It’s that time of year again. Most students are back from their summer holidays, settling in to the old routine AKA mass procrastination to avoid their homework. These avoidance techniques commonly include starting a “WPR”, or “web page review [site]”. It’s a harmless pastime, but it never fails to amuse me how many of these WPRs are dishing out bad advice, or missing key points altogether. I’ve picked upon a few problems at the first 3 WPRs I came across this evening…
Starting with Indubitable Reviews, already I see 4 HTML errors because an id is being used where a class would be better suited. Not a major issue on the grand scale of things, but as the accessibility statement claims that “
All the pages on this site validate as xHTML 1.0 Strict” it’s a little bit like false advertising.
The reviews themselves are quite short, and offer little in the way of actual suggestions. There seems to be a lot of ass-kissing going on for a WPR that’s advertising itself as “blunt” (About Us – second paragraph). The review of Kaylee’s Reliquesce for example, tells us that said site is “impressive” but I see no such thing. The site is nice, sure enough, usable and aesthetically pleasant even… but hardly what I’d call “impressive”. Web Designer Wall — now that’s impressive.
My suggestion for Indubitable Reviews would be to try and focus less on being some sort of accessibility expert (really, you don’t need the access keys) and more on the individual websites. Explain in greater detail the benefits of Kaylee adding a search bar (ease of use, etc), or why Alex should elaborate on his pet peeves (increased keyword placement, more interesting reading).
Moving on to Shattered Moment Reviews and we have a WPR that claims to be “one of the best WPRs on the Web”. I would expect this WPR to be the cream of the crop, because not only is it supposedly one of the best, but the owner advertises his “straight A’s in English”. This must mean that
the unnecessary capitalisation of web , and the unneeded apostrophe in “A’s” are total accidents.
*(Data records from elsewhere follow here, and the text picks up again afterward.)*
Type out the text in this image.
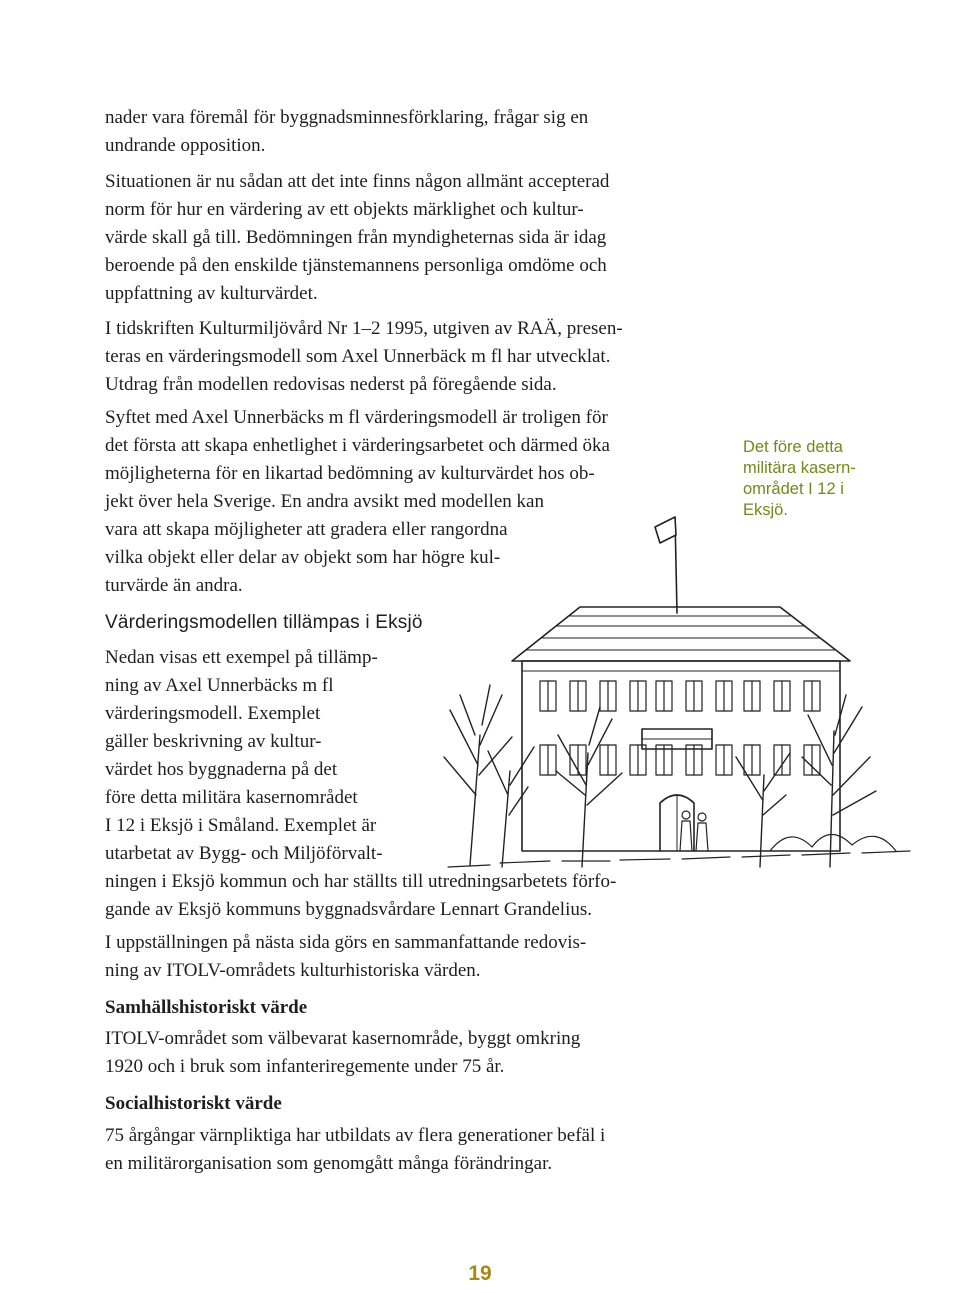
nader vara föremål för byggnadsminnesförklaring, frågar sig en

undrande opposition.

Situationen är nu sådan att det inte finns någon allmänt accepterad

norm för hur en värdering av ett objekts märklighet och kultur-

värde skall gå till. Bedömningen från myndigheternas sida är idag

beroende på den enskilde tjänstemannens personliga omdöme och

uppfattning av kulturvärdet.

I tidskriften Kulturmiljövård Nr 1–2 1995, utgiven av RAÄ, presen-

teras en värderingsmodell som Axel Unnerbäck m fl har utvecklat.

Utdrag från modellen redovisas nederst på föregående sida.

Syftet med Axel Unnerbäcks m fl värderingsmodell är troligen för

det första att skapa enhetlighet i värderingsarbetet och därmed öka

möjligheterna för en likartad bedömning av kulturvärdet hos ob-

jekt över hela Sverige. En andra avsikt med modellen kan

vara att skapa möjligheter att gradera eller rangordna

vilka objekt eller delar av objekt som har högre kul-

turvärde än andra.

Värderingsmodellen tillämpas i Eksjö

Nedan visas ett exempel på tillämp-

ning av Axel Unnerbäcks m fl

värderingsmodell. Exemplet

gäller beskrivning av kultur-

värdet hos byggnaderna på det

före detta militära kasernområdet

I 12 i Eksjö i Småland. Exemplet är

utarbetat av Bygg- och Miljöförvalt-

ningen i Eksjö kommun och har ställts till utredningsarbetets förfo-

gande av Eksjö kommuns byggnadsvårdare Lennart Grandelius.

I uppställningen på nästa sida görs en sammanfattande redovis-

ning av ITOLV-områdets kulturhistoriska värden.

Samhällshistoriskt värde

ITOLV-området som välbevarat kasernområde, byggt omkring

1920 och i bruk som infanteriregemente under 75 år.

Socialhistoriskt värde

75 årgångar värnpliktiga har utbildats av flera generationer befäl i

en militärorganisation som genomgått många förändringar.

Det före detta

militära kasern-

området I 12 i

Eksjö.

19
The reviews themselves are not as brief as Indubitable, but are much the same in terms of ass-kissing. I also see a lot of paragraphs along the lines of “you have this error, but I’m not sure what the culprit is”; I thought the point in being a reviewer was to impart greater knowledge on those who ask for reviews? Apparently things have changed since my day.
Keira of verbalism.org is told that because her “Writings” are articles she can expect them to be reviewed, and then they’re not touched upon. This, despite the fact that one — “You and Your Blog Site” — basically tells us to write what we want. This article is virtually pointless and I would have mentioned it as such in a review. Furthermore, Keira’s site doesn’t validate and the transitional doctype is a cop-out. Again, two things that should have been mentioned.
Harlequin Reviews is probably the neatest of the lot, putting the focus straight onto the last reviewed website. Again though, the reviews are brief. (Did spending 3 days writing a review go out of fashion?) I feel more time could be spent reviewing the content of each website, especially blogs — even if you simply add your opinions of how well its written (or not, in some cases).
For the benefits of semantics, the pending reviews would be better in a list (
<ol>) and the site header should not be inside a link (instead the link should be inside the header). Instead of the list of “Read?” links on the Reviews page, a more keyword-rich/SEO friendly approach would be to use link text such as “Review of [name]’s site [site name]” or suchlike. Of course, I’m being anal for the sake of it there.
All in all, the quality of reviews from these flash-in-the-pan reviewers has gone up since I started reviewing (“Splash page? 2000 points!”) but there’s still a lot of hodge-podge attempts out there with a mixture of both useless and sometimes wrong advice. Submit for a review if you’re brave, but don’t put all your faith in one person. Don’t forget that quantity doesn’t necessarily equate to quality, either.